Jim was unsure. "The last thing you want to do is give these guys more exposure, sympathy or a martyr angle," he cautioned.

"No," I said, "The last thing I want is to be the world's most ironic Canadian: charged under hate crime legislation for beating up on Nazis. That just feels like too much."

And yet, when I told the story at a dinner party last night, Totty said he wasn't so sure; there was just enough righteousness in there to potentially make the arrest worthwhile.

These test balloons come up periodically from the crypto-fascist or covert Nazi corner, periscopes that might do no initial harm, but which could potentially embolden a hateful u-boat beneath the surface.

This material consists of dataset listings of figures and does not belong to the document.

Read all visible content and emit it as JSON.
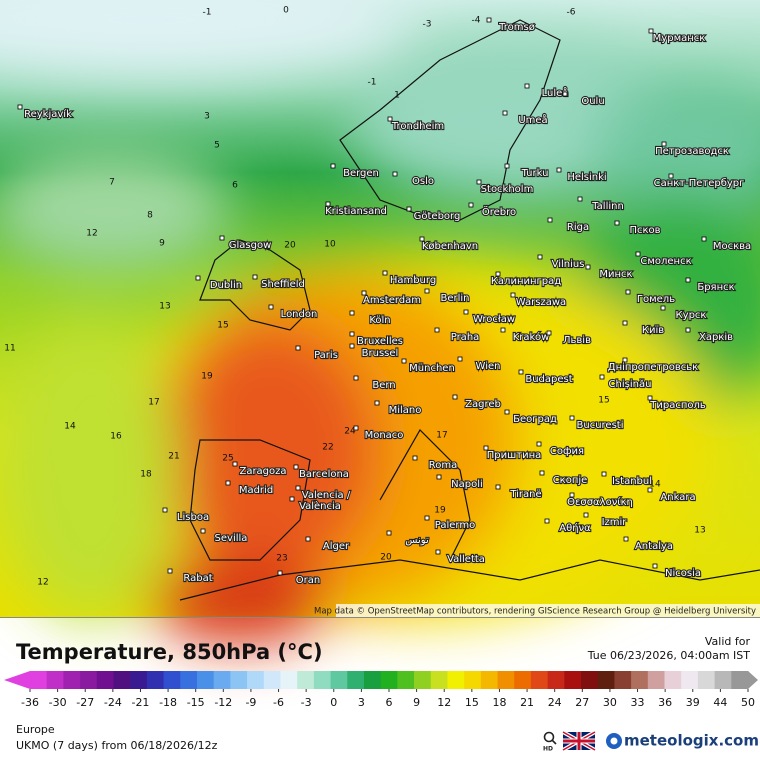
{
  "header": {
    "title": "Temperature, 850hPa (°C)",
    "valid_label": "Valid for",
    "valid_time": "Tue 06/23/2026, 04:00am IST"
  },
  "footer": {
    "region": "Europe",
    "model": "UKMO (7 days) from 06/18/2026/12z",
    "hd": "HD",
    "brand": "meteologix.com"
  },
  "map": {
    "attribution": "Map data © OpenStreetMap contributors, rendering GIScience Research Group @ Heidelberg University",
    "cities": [
      "Reykjavík",
      "Tromsø",
      "Мурманск",
      "Luleå",
      "Oulu",
      "Trondheim",
      "Umeå",
      "Петрозаводск",
      "Bergen",
      "Oslo",
      "Stockholm",
      "Turku",
      "Helsinki",
      "Санкт-Петербург",
      "Kristiansand",
      "Göteborg",
      "Örebro",
      "Tallinn",
      "Riga",
      "Псков",
      "Glasgow",
      "København",
      "Москва",
      "Vilnius",
      "Минск",
      "Смоленск",
      "Dublin",
      "Sheffield",
      "Hamburg",
      "Калининград",
      "Брянск",
      "Amsterdam",
      "Berlin",
      "Warszawa",
      "Гомель",
      "London",
      "Köln",
      "Wrocław",
      "Курск",
      "Praha",
      "Kraków",
      "Львів",
      "Київ",
      "Харків",
      "Bruxelles",
      "Brussel",
      "Paris",
      "München",
      "Wien",
      "Дніпропетровськ",
      "Budapest",
      "Chișinău",
      "Bern",
      "Тирасполь",
      "Milano",
      "Zagreb",
      "Београд",
      "Monaco",
      "Bucuresti",
      "Приштина",
      "София",
      "Roma",
      "Zaragoza",
      "Barcelona",
      "Istanbul",
      "Napoli",
      "Madrid",
      "Скопје",
      "Tiranë",
      "Valencia /",
      "València",
      "Θεσσαλονίκη",
      "Ankara",
      "Lisboa",
      "Izmir",
      "Αθήνα",
      "Palermo",
      "Sevilla",
      "Antalya",
      "Alger",
      "تونس",
      "Valletta",
      "Nicosia",
      "Rabat",
      "Oran"
    ],
    "contour_labels": [
      "-1",
      "0",
      "-3",
      "-4",
      "-6",
      "-1",
      "1",
      "3",
      "5",
      "6",
      "7",
      "8",
      "9",
      "10",
      "11",
      "13",
      "12",
      "15",
      "17",
      "14",
      "16",
      "18",
      "19",
      "20",
      "21",
      "22",
      "24",
      "25",
      "23",
      "20",
      "19",
      "17",
      "15",
      "14",
      "13",
      "12"
    ]
  },
  "colorbar": {
    "ticks": [
      -36,
      -30,
      -27,
      -24,
      -21,
      -18,
      -15,
      -12,
      -9,
      -6,
      -3,
      0,
      3,
      6,
      9,
      12,
      15,
      18,
      21,
      24,
      27,
      30,
      33,
      36,
      39,
      44,
      50
    ],
    "colors": [
      "#e040e0",
      "#c030c8",
      "#a020b0",
      "#8a1aa0",
      "#701090",
      "#501080",
      "#3a1a90",
      "#3030b0",
      "#3050d0",
      "#3870e0",
      "#4a90e8",
      "#6aaaf0",
      "#8cc4f4",
      "#b0d8f8",
      "#d0e8fa",
      "#e6f4fa",
      "#bfead8",
      "#90dcc0",
      "#60c8a0",
      "#30b070",
      "#18a040",
      "#20b020",
      "#50c020",
      "#90d020",
      "#c8e020",
      "#f0f000",
      "#f5d800",
      "#f5b800",
      "#f09000",
      "#ec6c00",
      "#e04818",
      "#c82818",
      "#a81010",
      "#801010",
      "#602010",
      "#8a4030",
      "#b07060",
      "#d0a0a0",
      "#e8d0d8",
      "#f0e8f0",
      "#d8d8d8",
      "#b8b8b8",
      "#989898"
    ],
    "end_colors": [
      "#e040e0",
      "#989898"
    ]
  }
}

Years ago at a Warhammer 40,000 tournament in Calgary, one competitor showed up with a tank-heavy Imperial Guard army painted up to resemble a WWII SS tank brigade. Since there was no specific prohibition against offensive insignia or suchlike in the rules, it became kind of a sticky wicket, that I think the marshall handled by having that player remove all the banners with their swastikas and runic lightning bolts and the like, and told him that army would not be welcome back next year. It also helped that this particular marshall was a physically solid ex-Canadian Army fellow with a deep and abiding interest in military history, and although a consummate professional, made made it crystal clear (CFB in military parlance) to this  individual that he was personally aggrieved by the display.

In the end, I think that 'discreet Nazis' isn't any sort of trending topic. Lean times make fertile ground for racist kooks, and scapegoating 'the other' among us has never gone out of style; look at the polarization in much of the political discourse in the U.S., with some candidates talking about building walls on both the southern and northern border of their land. Going to ground while quietly networking with others could be a cogent strategy for the ultraright, so keeping an eye on actual and wannabe Nazis might be a better use for our tabloids than ascribing National Socialist sympathies on celebrity collectors.

On the other hand though, Jim makes a cogent point, and how scared do I want to be of skinhead doll salesmen at the end of the day?